On the opposite side of the spectrum are those who prefer to stick with what they identify as. I have a person near and dear to me that identifies as queer, and so does her partner. They’re not gigantic on using female pronouns, either. I have another friend that identifies as pansexual and sticks very firmly to gay, lesbian, bisexual, queer, and pansexual. She finds the other terms offensive and doesn’t fully believe in giving power to any other terms. There’s a study out there about giving power to words, written by George Lakoff, titled “Don’t Think of an Elephant.” When someone tells you that, you’re probably going to immediately think of an elephant. If our minds are framed in this way, if we say “dyke,” are we giving power to that negative or wiping out the impact of the word’s pain?

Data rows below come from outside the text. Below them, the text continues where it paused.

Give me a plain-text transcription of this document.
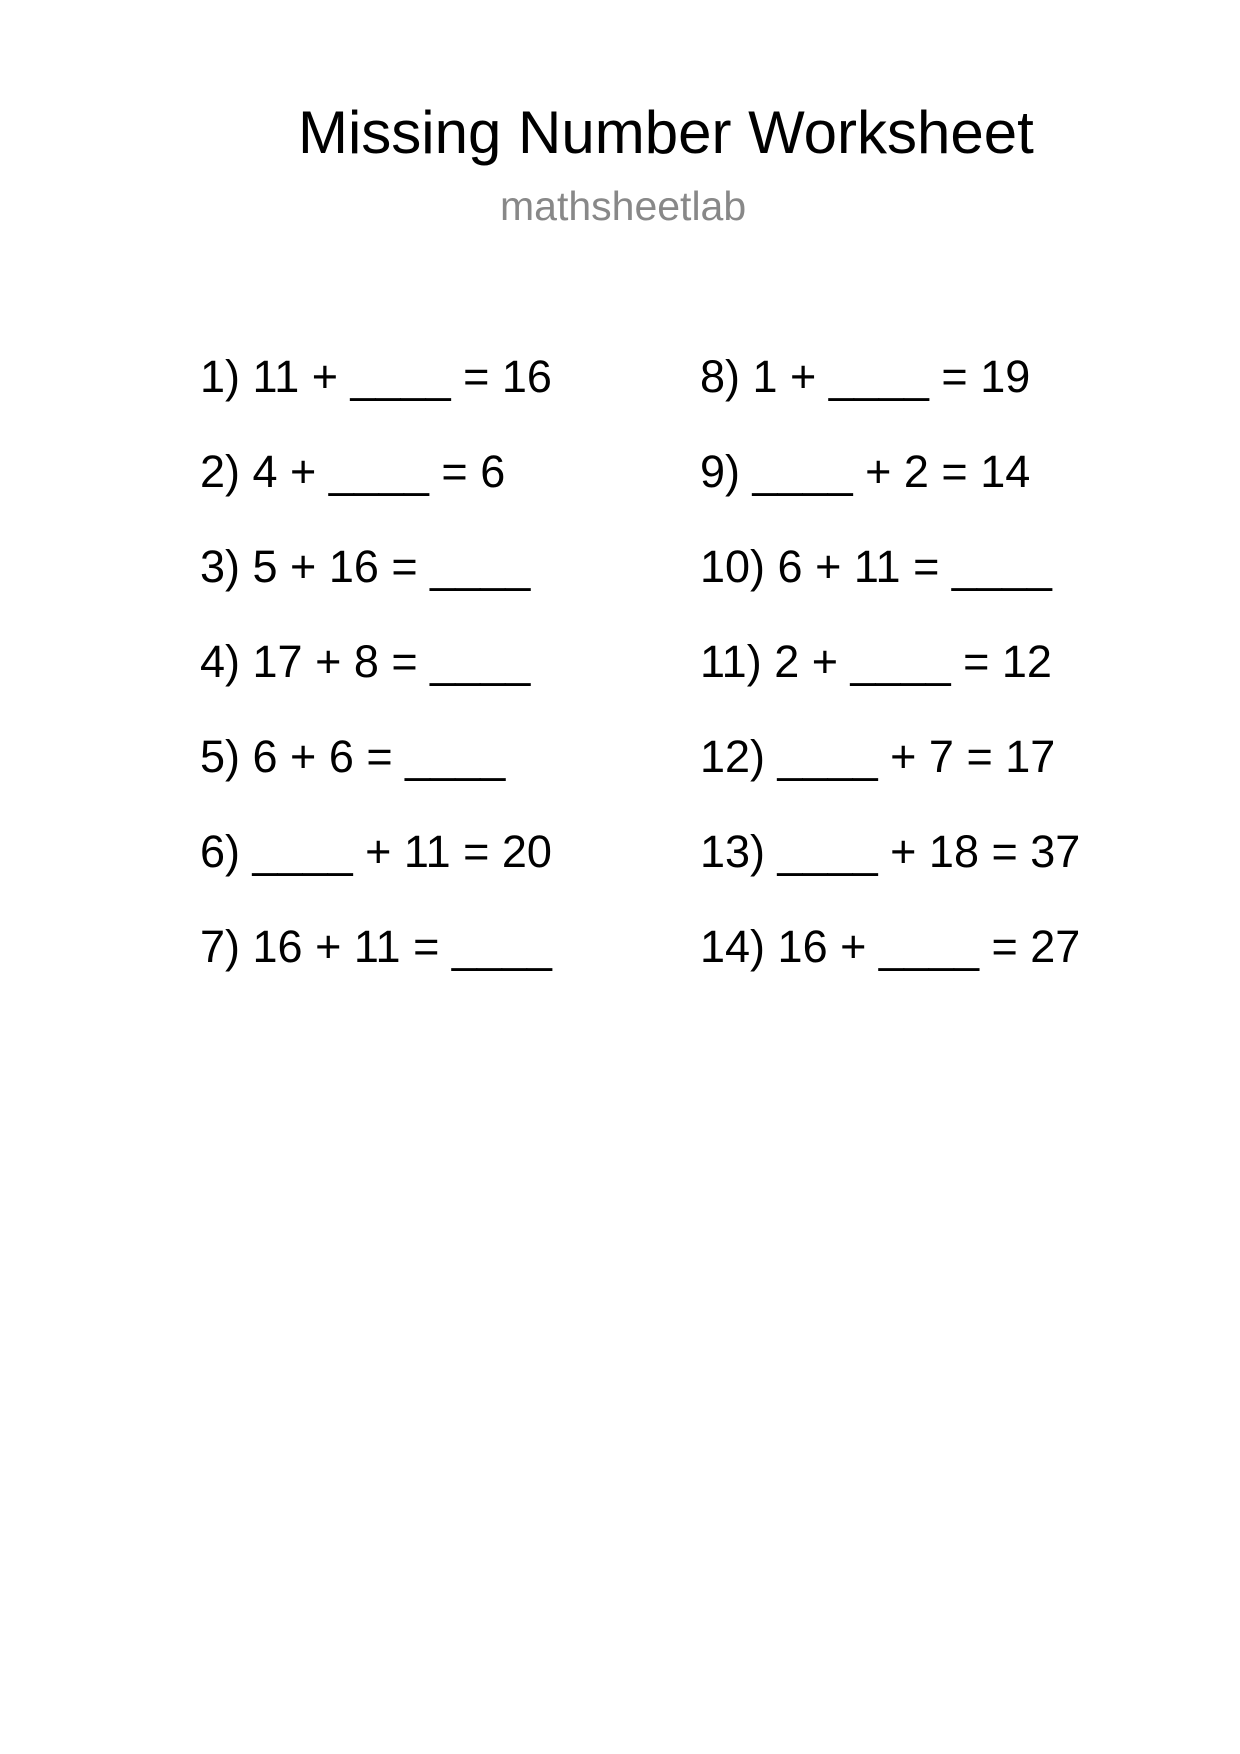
Missing Number Worksheet
mathsheetlab
1) 11 + ____ = 16
2) 4 + ____ = 6
3) 5 + 16 = ____
4) 17 + 8 = ____
5) 6 + 6 = ____
6) ____ + 11 = 20
7) 16 + 11 = ____
8) 1 + ____ = 19
9) ____ + 2 = 14
10) 6 + 11 = ____
11) 2 + ____ = 12
12) ____ + 7 = 17
13) ____ + 18 = 37
14) 16 + ____ = 27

I think it’s all by an as-requested basis. I know that I have no problem with people asking me what I’d prefer to go by. Hilariously, when I brought my lady home with me last month for the epic meeting-of-all-peoples-important, she was awkwardly introduced by others as my “partner.” For me, partner means marriage, queer or not. And we’re definitely not married. But, there are couples who prefer that term for their S.O. of any form, so it’s worth asking. I would say you’re not going to kill anyone by saying “gay,” but if you’re not sure, ask them what they prefer. I promise you won’t hurt anyone’s feelings. Good luck navigating!